There was surveillance shown at trial, which depicted the plaintiff carrying on her daily activities with no apparent impediment.

The trial took two weeks. Upon its conclusion, the jury awarded general damages of $20,000 (gross of the Insurance Act deductible, which was then $15,000) and a further $20,000 for future housekeeping expenses.

As was done in Bisier v. Thorimbert, the trial judge who had to rule on whether the plaintiff’s injuries surpassed the Insurance Act threshold, relied heavily on the jury’s decision:

[28]   Again, it seems clear the jury concluded that the plaintiff suffered an organic soft tissue injury as a result of the accident, but not a permanent one.  If the plaintiff experienced chronic pain, the jury decided that it was not caused by the accident.  Given the way the contest was framed by the parties, I conclude that the jury found as a fact that the plaintiff’s physical injury from the accident had healed substantially by the end of 6 months to a year, and that any complaints thereafter were emotionally or psychologically based.  There was ample evidence upon which to base such a conclusion. I will respect the jury’s fact-finding role and their conclusions when the result seems so clear.

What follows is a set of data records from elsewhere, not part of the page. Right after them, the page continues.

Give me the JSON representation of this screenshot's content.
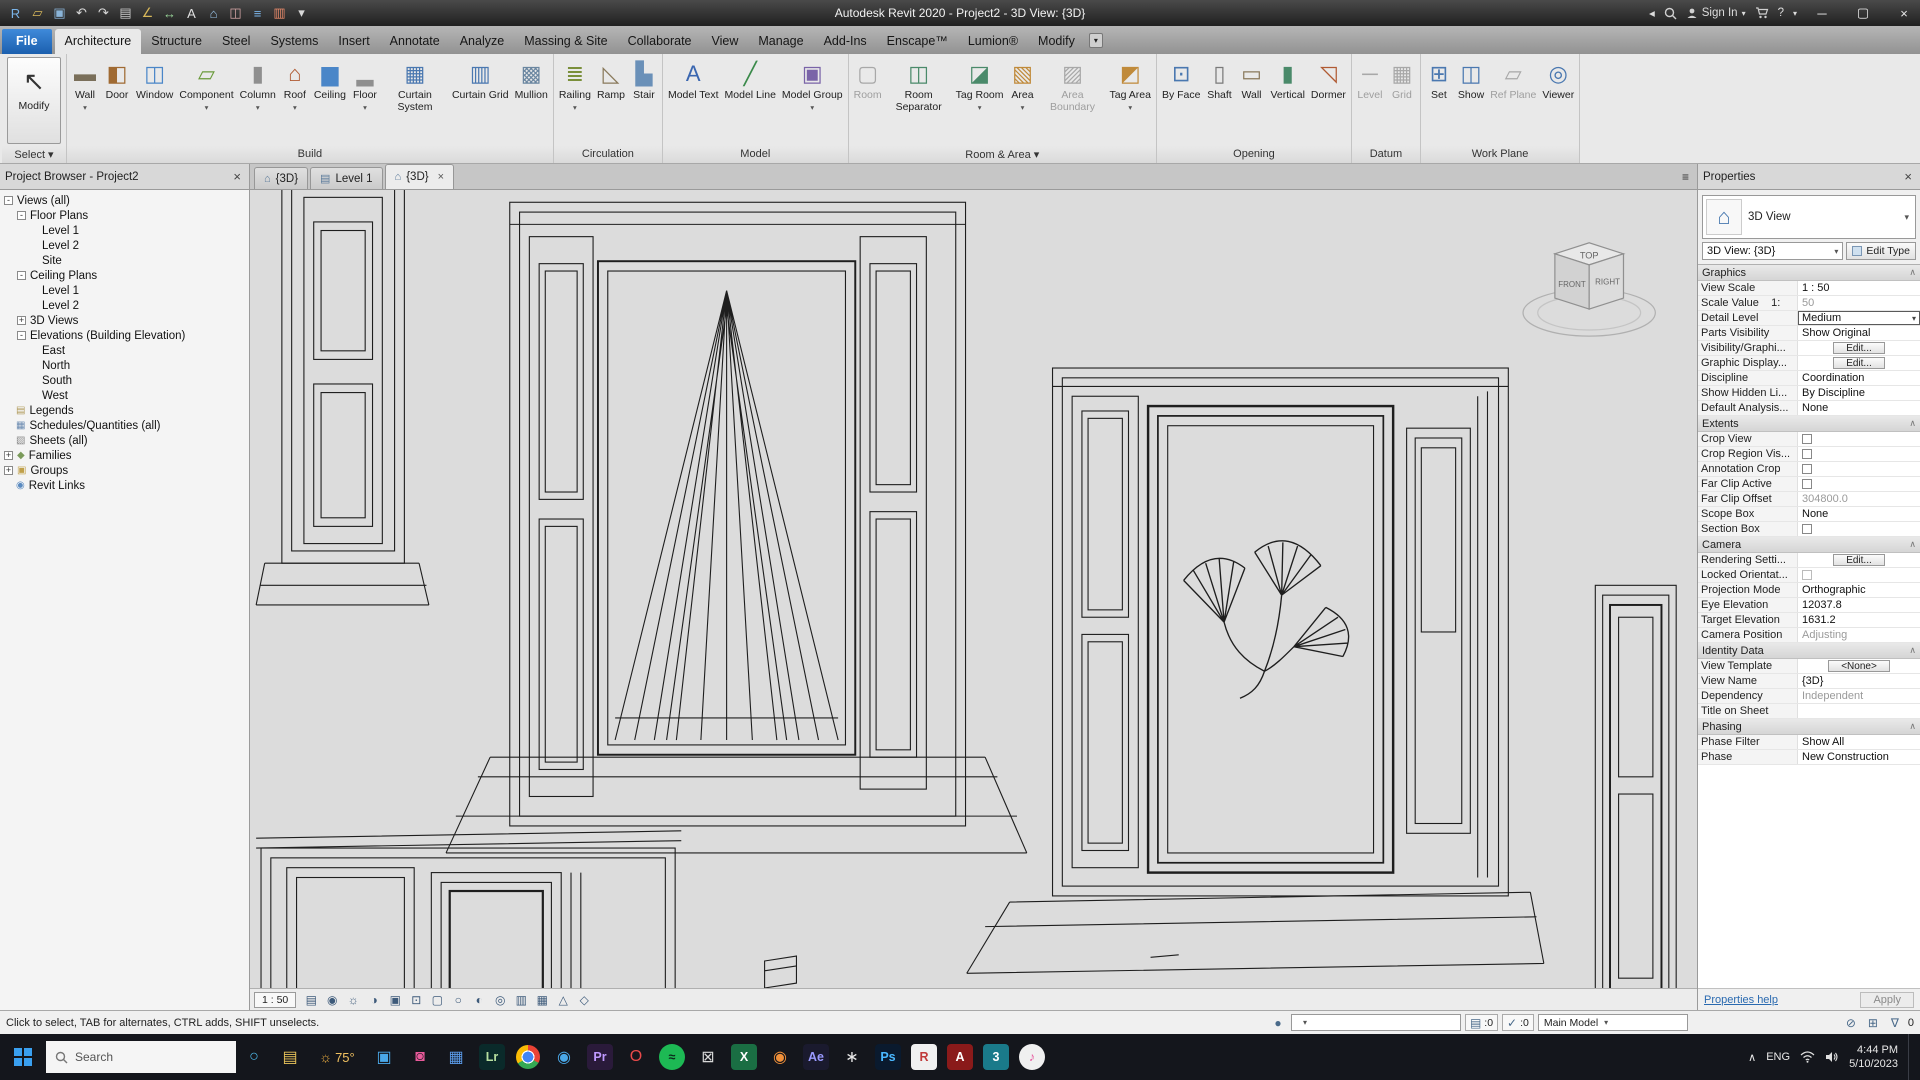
{
  "titlebar": {
    "title": "Autodesk Revit 2020 - Project2 - 3D View: {3D}",
    "qat": [
      {
        "name": "revit-logo-icon",
        "glyph": "R",
        "color": "#7ab4e8"
      },
      {
        "name": "open-icon",
        "glyph": "▱",
        "color": "#d8b85a"
      },
      {
        "name": "save-icon",
        "glyph": "▣",
        "color": "#8ab4d8"
      },
      {
        "name": "undo-icon",
        "glyph": "↶",
        "color": "#d8d8d8"
      },
      {
        "name": "redo-icon",
        "glyph": "↷",
        "color": "#d8d8d8"
      },
      {
        "name": "print-icon",
        "glyph": "▤",
        "color": "#c8c8c8"
      },
      {
        "name": "measure-icon",
        "glyph": "∠",
        "color": "#d8b85a"
      },
      {
        "name": "aligned-dimension-icon",
        "glyph": "↔",
        "color": "#9ad89a"
      },
      {
        "name": "text-note-icon",
        "glyph": "A",
        "color": "#e0e0e0"
      },
      {
        "name": "default-3d-view-icon",
        "glyph": "⌂",
        "color": "#9ac4e8"
      },
      {
        "name": "section-icon",
        "glyph": "◫",
        "color": "#d8a8a8"
      },
      {
        "name": "thin-lines-icon",
        "glyph": "≡",
        "color": "#7ab4e8"
      },
      {
        "name": "switch-windows-icon",
        "glyph": "▥",
        "color": "#e88a6a"
      },
      {
        "name": "customize-qat-icon",
        "glyph": "▾",
        "color": "#d8d8d8"
      }
    ],
    "sign_in": "Sign In",
    "help": "?"
  },
  "ribbon_tabs": [
    {
      "label": "File",
      "type": "file"
    },
    {
      "label": "Architecture",
      "active": true
    },
    {
      "label": "Structure"
    },
    {
      "label": "Steel"
    },
    {
      "label": "Systems"
    },
    {
      "label": "Insert"
    },
    {
      "label": "Annotate"
    },
    {
      "label": "Analyze"
    },
    {
      "label": "Massing & Site"
    },
    {
      "label": "Collaborate"
    },
    {
      "label": "View"
    },
    {
      "label": "Manage"
    },
    {
      "label": "Add-Ins"
    },
    {
      "label": "Enscape™"
    },
    {
      "label": "Lumion®"
    },
    {
      "label": "Modify"
    }
  ],
  "ribbon": {
    "select": {
      "tool": "Modify",
      "label": "Select"
    },
    "groups": [
      {
        "label": "Build",
        "tools": [
          {
            "label": "Wall",
            "glyph": "▬",
            "color": "#7a6f5a",
            "dd": true
          },
          {
            "label": "Door",
            "glyph": "◧",
            "color": "#a06a32"
          },
          {
            "label": "Window",
            "glyph": "◫",
            "color": "#4a86c8"
          },
          {
            "label": "Component",
            "glyph": "▱",
            "color": "#6a9a3a",
            "dd": true
          },
          {
            "label": "Column",
            "glyph": "▮",
            "color": "#8f8f8f",
            "dd": true
          },
          {
            "label": "Roof",
            "glyph": "⌂",
            "color": "#b05a32",
            "dd": true
          },
          {
            "label": "Ceiling",
            "glyph": "▆",
            "color": "#4a86c8"
          },
          {
            "label": "Floor",
            "glyph": "▂",
            "color": "#8f8f8f",
            "dd": true
          },
          {
            "label": "Curtain System",
            "glyph": "▦",
            "color": "#4a78b0"
          },
          {
            "label": "Curtain Grid",
            "glyph": "▥",
            "color": "#4a78b0"
          },
          {
            "label": "Mullion",
            "glyph": "▩",
            "color": "#6a86a0"
          }
        ]
      },
      {
        "label": "Circulation",
        "tools": [
          {
            "label": "Railing",
            "glyph": "≣",
            "color": "#7a8f3a",
            "dd": true
          },
          {
            "label": "Ramp",
            "glyph": "◺",
            "color": "#8a7a5c"
          },
          {
            "label": "Stair",
            "glyph": "▙",
            "color": "#6a90b8"
          }
        ]
      },
      {
        "label": "Model",
        "tools": [
          {
            "label": "Model Text",
            "glyph": "A",
            "color": "#3a66b0"
          },
          {
            "label": "Model Line",
            "glyph": "╱",
            "color": "#3a8a4a"
          },
          {
            "label": "Model Group",
            "glyph": "▣",
            "color": "#7a64a8",
            "dd": true
          }
        ]
      },
      {
        "label": "Room & Area",
        "dd": true,
        "tools": [
          {
            "label": "Room",
            "glyph": "▢",
            "color": "#9a9a9a",
            "disabled": true
          },
          {
            "label": "Room Separator",
            "glyph": "◫",
            "color": "#4a8a6a"
          },
          {
            "label": "Tag Room",
            "glyph": "◪",
            "color": "#4a8a6a",
            "dd": true
          },
          {
            "label": "Area",
            "glyph": "▧",
            "color": "#c08a3a",
            "dd": true
          },
          {
            "label": "Area Boundary",
            "glyph": "▨",
            "color": "#9a9a9a",
            "disabled": true
          },
          {
            "label": "Tag Area",
            "glyph": "◩",
            "color": "#c08a3a",
            "dd": true
          }
        ]
      },
      {
        "label": "Opening",
        "tools": [
          {
            "label": "By Face",
            "glyph": "⊡",
            "color": "#4a78b0"
          },
          {
            "label": "Shaft",
            "glyph": "▯",
            "color": "#7a7a7a"
          },
          {
            "label": "Wall",
            "glyph": "▭",
            "color": "#8a7a5c"
          },
          {
            "label": "Vertical",
            "glyph": "▮",
            "color": "#4a8a6a"
          },
          {
            "label": "Dormer",
            "glyph": "◹",
            "color": "#b05a32"
          }
        ]
      },
      {
        "label": "Datum",
        "tools": [
          {
            "label": "Level",
            "glyph": "─",
            "color": "#9a9a9a",
            "disabled": true
          },
          {
            "label": "Grid",
            "glyph": "▦",
            "color": "#9a9a9a",
            "disabled": true
          }
        ]
      },
      {
        "label": "Work Plane",
        "tools": [
          {
            "label": "Set",
            "glyph": "⊞",
            "color": "#4a78b0"
          },
          {
            "label": "Show",
            "glyph": "◫",
            "color": "#4a78b0"
          },
          {
            "label": "Ref Plane",
            "glyph": "▱",
            "color": "#9a9a9a",
            "disabled": true
          },
          {
            "label": "Viewer",
            "glyph": "◎",
            "color": "#4a78b0"
          }
        ]
      }
    ]
  },
  "view_tabs": [
    {
      "label": "{3D}",
      "icon": "⌂"
    },
    {
      "label": "Level 1",
      "icon": "▤"
    },
    {
      "label": "{3D}",
      "icon": "⌂",
      "active": true
    }
  ],
  "browser": {
    "title": "Project Browser - Project2",
    "items": [
      {
        "label": "Views (all)",
        "depth": 0,
        "exp": "-"
      },
      {
        "label": "Floor Plans",
        "depth": 1,
        "exp": "-"
      },
      {
        "label": "Level 1",
        "depth": 2
      },
      {
        "label": "Level 2",
        "depth": 2
      },
      {
        "label": "Site",
        "depth": 2
      },
      {
        "label": "Ceiling Plans",
        "depth": 1,
        "exp": "-"
      },
      {
        "label": "Level 1",
        "depth": 2
      },
      {
        "label": "Level 2",
        "depth": 2
      },
      {
        "label": "3D Views",
        "depth": 1,
        "exp": "+"
      },
      {
        "label": "Elevations (Building Elevation)",
        "depth": 1,
        "exp": "-"
      },
      {
        "label": "East",
        "depth": 2
      },
      {
        "label": "North",
        "depth": 2
      },
      {
        "label": "South",
        "depth": 2
      },
      {
        "label": "West",
        "depth": 2
      },
      {
        "label": "Legends",
        "depth": 0,
        "glyph": "▤",
        "color": "#b09a5a"
      },
      {
        "label": "Schedules/Quantities (all)",
        "depth": 0,
        "glyph": "▦",
        "color": "#6a8ab0"
      },
      {
        "label": "Sheets (all)",
        "depth": 0,
        "glyph": "▧",
        "color": "#8a8a8a"
      },
      {
        "label": "Families",
        "depth": 0,
        "exp": "+",
        "glyph": "◆",
        "color": "#7a9a5a"
      },
      {
        "label": "Groups",
        "depth": 0,
        "exp": "+",
        "glyph": "▣",
        "color": "#c0a04a"
      },
      {
        "label": "Revit Links",
        "depth": 0,
        "glyph": "◉",
        "color": "#5a8ac0"
      }
    ]
  },
  "properties": {
    "title": "Properties",
    "type_category": "3D View",
    "instance": "3D View: {3D}",
    "edit_type": "Edit Type",
    "sections": [
      {
        "title": "Graphics",
        "rows": [
          {
            "name": "View Scale",
            "value": "1 : 50"
          },
          {
            "name": "Scale Value    1:",
            "value": "50",
            "disabled": true
          },
          {
            "name": "Detail Level",
            "value": "Medium",
            "editing": true
          },
          {
            "name": "Parts Visibility",
            "value": "Show Original"
          },
          {
            "name": "Visibility/Graphi...",
            "value": "Edit...",
            "type": "button"
          },
          {
            "name": "Graphic Display...",
            "value": "Edit...",
            "type": "button"
          },
          {
            "name": "Discipline",
            "value": "Coordination"
          },
          {
            "name": "Show Hidden Li...",
            "value": "By Discipline"
          },
          {
            "name": "Default Analysis...",
            "value": "None"
          }
        ]
      },
      {
        "title": "Extents",
        "rows": [
          {
            "name": "Crop View",
            "type": "checkbox"
          },
          {
            "name": "Crop Region Vis...",
            "type": "checkbox"
          },
          {
            "name": "Annotation Crop",
            "type": "checkbox"
          },
          {
            "name": "Far Clip Active",
            "type": "checkbox"
          },
          {
            "name": "Far Clip Offset",
            "value": "304800.0",
            "disabled": true
          },
          {
            "name": "Scope Box",
            "value": "None"
          },
          {
            "name": "Section Box",
            "type": "checkbox"
          }
        ]
      },
      {
        "title": "Camera",
        "rows": [
          {
            "name": "Rendering Setti...",
            "value": "Edit...",
            "type": "button"
          },
          {
            "name": "Locked Orientat...",
            "type": "checkbox",
            "disabled": true
          },
          {
            "name": "Projection Mode",
            "value": "Orthographic"
          },
          {
            "name": "Eye Elevation",
            "value": "12037.8"
          },
          {
            "name": "Target Elevation",
            "value": "1631.2"
          },
          {
            "name": "Camera Position",
            "value": "Adjusting",
            "disabled": true
          }
        ]
      },
      {
        "title": "Identity Data",
        "rows": [
          {
            "name": "View Template",
            "value": "<None>",
            "type": "button"
          },
          {
            "name": "View Name",
            "value": "{3D}"
          },
          {
            "name": "Dependency",
            "value": "Independent",
            "disabled": true
          },
          {
            "name": "Title on Sheet",
            "value": ""
          }
        ]
      },
      {
        "title": "Phasing",
        "rows": [
          {
            "name": "Phase Filter",
            "value": "Show All"
          },
          {
            "name": "Phase",
            "value": "New Construction"
          }
        ]
      }
    ],
    "help": "Properties help",
    "apply": "Apply"
  },
  "viewcube": {
    "top": "TOP",
    "front": "FRONT",
    "right": "RIGHT"
  },
  "viewbar": {
    "scale": "1 : 50",
    "icons": [
      {
        "name": "detail-level-icon",
        "glyph": "▤"
      },
      {
        "name": "visual-style-icon",
        "glyph": "◉"
      },
      {
        "name": "sun-path-icon",
        "glyph": "☼"
      },
      {
        "name": "shadows-icon",
        "glyph": "◑"
      },
      {
        "name": "rendering-dialog-icon",
        "glyph": "▣"
      },
      {
        "name": "crop-view-icon",
        "glyph": "⊡"
      },
      {
        "name": "show-crop-region-icon",
        "glyph": "▢"
      },
      {
        "name": "lock-3d-view-icon",
        "glyph": "○"
      },
      {
        "name": "temporary-hide-isolate-icon",
        "glyph": "◐"
      },
      {
        "name": "reveal-hidden-elements-icon",
        "glyph": "◎"
      },
      {
        "name": "worksharing-display-icon",
        "glyph": "▥"
      },
      {
        "name": "temporary-view-properties-icon",
        "glyph": "▦"
      },
      {
        "name": "analytical-model-icon",
        "glyph": "△"
      },
      {
        "name": "displacement-sets-icon",
        "glyph": "◇"
      }
    ]
  },
  "statusbar": {
    "hint": "Click to select, TAB for alternates, CTRL adds, SHIFT unselects.",
    "badge1": ":0",
    "badge2": ":0",
    "design_option": "Main Model",
    "selection_count": "0"
  },
  "taskbar": {
    "search": "Search",
    "apps": [
      {
        "name": "cortana",
        "glyph": "○",
        "fg": "#4db8e8"
      },
      {
        "name": "file-explorer",
        "glyph": "▤",
        "fg": "#e8c35a"
      },
      {
        "name": "weather",
        "glyph": "75°",
        "fg": "#f0c060",
        "wide": true
      },
      {
        "name": "video-chat",
        "glyph": "▣",
        "fg": "#4aa8e8"
      },
      {
        "name": "instagram",
        "glyph": "◙",
        "fg": "#e85a9a"
      },
      {
        "name": "photos",
        "glyph": "▦",
        "fg": "#5a9ae8"
      },
      {
        "name": "lightroom",
        "glyph": "Lr",
        "bg": "#0a2a2a",
        "fg": "#b8e0a0"
      },
      {
        "name": "chrome",
        "glyph": "",
        "special": "chrome"
      },
      {
        "name": "safari",
        "glyph": "◉",
        "fg": "#4aa8e8"
      },
      {
        "name": "premiere",
        "glyph": "Pr",
        "bg": "#2a1a3a",
        "fg": "#c09aff"
      },
      {
        "name": "opera",
        "glyph": "O",
        "fg": "#e84a4a"
      },
      {
        "name": "spotify",
        "glyph": "≈",
        "bg": "#1db954",
        "fg": "#0a2a1a",
        "round": true
      },
      {
        "name": "mail",
        "glyph": "⊠",
        "fg": "#d8d8d8"
      },
      {
        "name": "excel",
        "glyph": "X",
        "bg": "#1a6e43",
        "fg": "#ffffff"
      },
      {
        "name": "firefox",
        "glyph": "◉",
        "fg": "#f0903a"
      },
      {
        "name": "after-effects",
        "glyph": "Ae",
        "bg": "#1a1a2e",
        "fg": "#9a9aff"
      },
      {
        "name": "paw-app",
        "glyph": "∗",
        "fg": "#e8e8e8"
      },
      {
        "name": "photoshop",
        "glyph": "Ps",
        "bg": "#0a1a2e",
        "fg": "#4ab8ff"
      },
      {
        "name": "revit",
        "glyph": "R",
        "bg": "#f0f0f0",
        "fg": "#c03a3a"
      },
      {
        "name": "autocad",
        "glyph": "A",
        "bg": "#8a1a1a",
        "fg": "#ffffff"
      },
      {
        "name": "3ds-max",
        "glyph": "3",
        "bg": "#1a7a8a",
        "fg": "#ffffff"
      },
      {
        "name": "itunes",
        "glyph": "♪",
        "bg": "#f0f0f0",
        "fg": "#e85aa0",
        "round": true
      }
    ],
    "lang": "ENG",
    "time": "4:44 PM",
    "date": "5/10/2023"
  }
}
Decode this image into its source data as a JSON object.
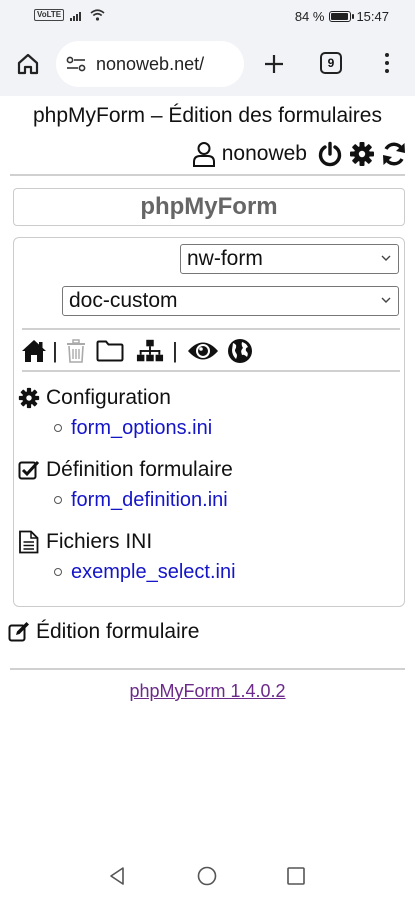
{
  "status_bar": {
    "network_badge": "VoLTE",
    "battery_text": "84 %",
    "battery_level": 0.84,
    "time": "15:47"
  },
  "browser": {
    "url": "nonoweb.net/",
    "tab_count": "9"
  },
  "page": {
    "title": "phpMyForm – Édition des formulaires",
    "username": "nonoweb",
    "app_name": "phpMyForm",
    "select_project": "nw-form",
    "select_form": "doc-custom",
    "sections": [
      {
        "icon": "gear-icon",
        "title": "Configuration",
        "items": [
          "form_options.ini"
        ]
      },
      {
        "icon": "checkbox-icon",
        "title": "Définition formulaire",
        "items": [
          "form_definition.ini"
        ]
      },
      {
        "icon": "file-text-icon",
        "title": "Fichiers INI",
        "items": [
          "exemple_select.ini"
        ]
      }
    ],
    "edit_label": "Édition formulaire",
    "footer_link": "phpMyForm 1.4.0.2"
  },
  "colors": {
    "link": "#1515c8",
    "footer_link": "#6b2a8a",
    "browser_chrome": "#f2f3f7"
  }
}
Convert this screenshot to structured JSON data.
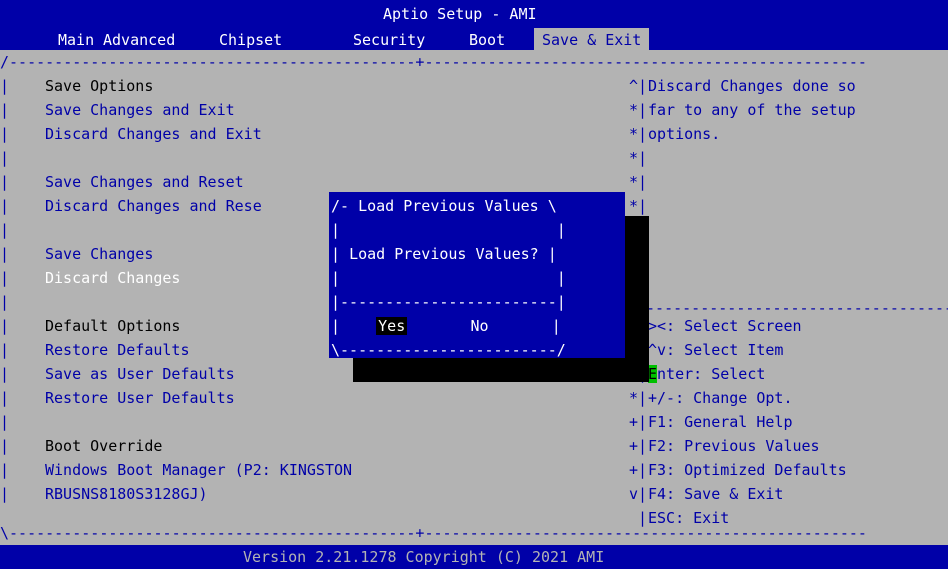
{
  "header": {
    "title": "Aptio Setup - AMI",
    "tabs": [
      "Main",
      "Advanced",
      "Chipset",
      "Security",
      "Boot",
      "Save & Exit"
    ],
    "active_tab": "Save & Exit"
  },
  "left_menu": {
    "save_options_title": "Save Options",
    "save_changes_and_exit": "Save Changes and Exit",
    "discard_changes_and_exit": "Discard Changes and Exit",
    "save_changes_and_reset": "Save Changes and Reset",
    "discard_changes_and_reset_visible": "Discard Changes and Rese",
    "save_changes": "Save Changes",
    "discard_changes": "Discard Changes",
    "default_options_title": "Default Options",
    "restore_defaults": "Restore Defaults",
    "save_as_user_defaults": "Save as User Defaults",
    "restore_user_defaults": "Restore User Defaults",
    "boot_override_title": "Boot Override",
    "boot_item_line1": "Windows Boot Manager (P2: KINGSTON",
    "boot_item_line2": "RBUSNS8180S3128GJ)"
  },
  "help_panel": {
    "line1": "Discard Changes done so",
    "line2": "far to any of the setup",
    "line3": "options."
  },
  "key_help": {
    "select_screen": "><: Select Screen",
    "select_item": "^v: Select Item",
    "enter_select": "nter: Select",
    "enter_key_letter": "E",
    "change_opt": "+/-: Change Opt.",
    "general_help": "F1: General Help",
    "previous_values": "F2: Previous Values",
    "optimized_defaults": "F3: Optimized Defaults",
    "save_exit": "F4: Save & Exit",
    "esc_exit": "ESC: Exit"
  },
  "dialog": {
    "title": "Load Previous Values",
    "message": "Load Previous Values?",
    "yes_label": "Yes",
    "no_label": "No"
  },
  "footer": {
    "version": "Version 2.21.1278 Copyright (C) 2021 AMI"
  }
}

Justice Whalen went on to set out his own conclusions from the evidence. He considered the surveillance, the absence of evidence of atrophy of the arm alleged to have been affected, the subjectivity of the plaintiff’s complaints, etc. He applied the test enunciated in Meyer v. Bright. He also drew upon the decision of Justice Toscano Roccamo in Hartwick v. Simser in analyzing the requirement that an injury be “serious”, in a situation where a plaintiff has returned to work. His Honour’s own analysis of the evidence also led him to conclude that the plaintiff’s injuries did not meet the threshold.